Marchesini was born in Verona in 1865 and studied in Padua, where he graduated in 1887 with a dissertation on Brunetto Latini, of which he published a number of extracts. In Florence he developed his studies of philology and palaeography under the guidance of Pio Rajna and Cesare Paoli, working on Albertino Mussato and Filippo Villani, of whom later he published much hitherto unpublished material in the “Archivio storico Italiano”. With the encouragement of Adolfo Bartoli, he got involved with manuscripts of Dante, submitting several articles to the “Bullettino della Società dantesca italiana”, of which Bartoli himself was one of the founders. The fact that he had become a Florentine by adoption did not erase his memory of his birth town, to which Marchesini dedicated a number of various learned studies. In 1889 Isidoro Del Lungo obtained permission from the Minister of Education to take on “someone to help with work relating to textual criticism of the National edition of the works of Galileo” and at his suggestion Marchesini was nominated as literary assistant. To carry out this task he asked to be excused from teaching, which he had undertaken for some time.

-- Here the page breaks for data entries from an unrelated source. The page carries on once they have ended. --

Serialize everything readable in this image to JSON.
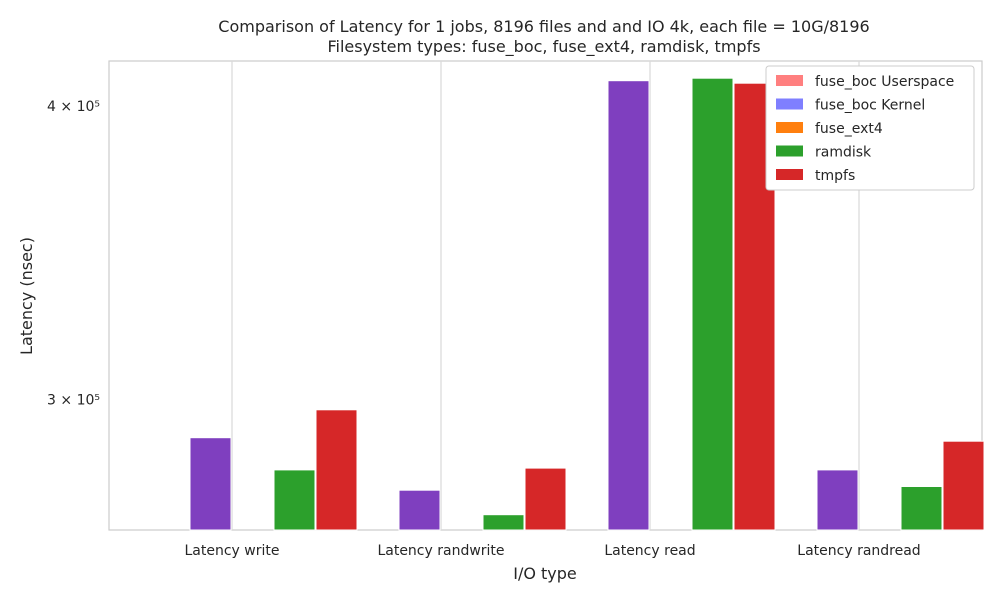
{
  "chart_data": {
    "type": "bar",
    "title": "Comparison of Latency for 1 jobs, 8196 files and  and IO 4k, each file = 10G/8196",
    "subtitle": "Filesystem types: fuse_boc, fuse_ext4, ramdisk, tmpfs",
    "xlabel": "I/O type",
    "ylabel": "Latency (nsec)",
    "yscale": "log",
    "ylim": [
      264000,
      418000
    ],
    "yticks": [
      {
        "value": 300000,
        "label": "3 × 10⁵"
      },
      {
        "value": 400000,
        "label": "4 × 10⁵"
      }
    ],
    "categories": [
      "Latency write",
      "Latency randwrite",
      "Latency read",
      "Latency randread"
    ],
    "series": [
      {
        "name": "fuse_boc Userspace",
        "color": "#ff7f7f",
        "values": [
          null,
          null,
          null,
          null
        ]
      },
      {
        "name": "fuse_boc Kernel",
        "color": "#7f7fff",
        "values": [
          null,
          null,
          null,
          null
        ]
      },
      {
        "name": "fuse_boc",
        "color": "#7f3fbf",
        "values": [
          289000,
          274500,
          410000,
          280000
        ]
      },
      {
        "name": "fuse_ext4",
        "color": "#ff7f0e",
        "values": [
          null,
          null,
          null,
          null
        ]
      },
      {
        "name": "ramdisk",
        "color": "#2ca02c",
        "values": [
          280000,
          268000,
          411000,
          275500
        ]
      },
      {
        "name": "tmpfs",
        "color": "#d62728",
        "values": [
          297000,
          280500,
          409000,
          288000
        ]
      }
    ],
    "legend": {
      "position": "top-right",
      "entries": [
        {
          "label": "fuse_boc Userspace",
          "color": "#ff7f7f"
        },
        {
          "label": "fuse_boc Kernel",
          "color": "#7f7fff"
        },
        {
          "label": "fuse_ext4",
          "color": "#ff7f0e"
        },
        {
          "label": "ramdisk",
          "color": "#2ca02c"
        },
        {
          "label": "tmpfs",
          "color": "#d62728"
        }
      ]
    },
    "grid": {
      "x": true,
      "y": false
    }
  }
}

Whereas with Isidoro Del Lungo their mutual esteem and affection escalated into a friendship so close that Marchesini often addressed the master, calling him “father”, with Antonio Favaro the co-existence was difficult. Favaro had a different way of organising himself and an infinitely greater level of physical and mental energy. He could not tolerate the slow progress and the long breaks and this caused his young collaborator to be permanently on edge and always in difficulty over juggling the load of work that was excessive for his strength and poor health that would lead to his premature death.

This, however, did not lower Favaro’s regard for the ability and competence of Marchesini. As well as helping Isidoro Del Lungo to prepare the texts, Marchesini was asked to replace Edmondo Solmi, considered not to be up to the task assigned to him to help in the preparation of the massive index of names and noteworthy things. As for Favaro, he never lost that sense of human proximity that, despite everything, the product of years and years of collaboration. “Although it was expected, the news of the death of our assistant has distressed me very much”, he wrote to Del Lungo as soon as heard the news of the death of Marchesini, “and all the more so because, once the reason for little frictions ended, I would have had in him a very faithful friend, because we knew our respective weaknesses and had ended up accepting them”. Umberto Marchesini died in 1910 at Ospedaletti in Liguria, where he had gone in a futile attempt to recuperate. He was buried in Verona and the writing on his tombstone was composed by Isidoro Del Lungo.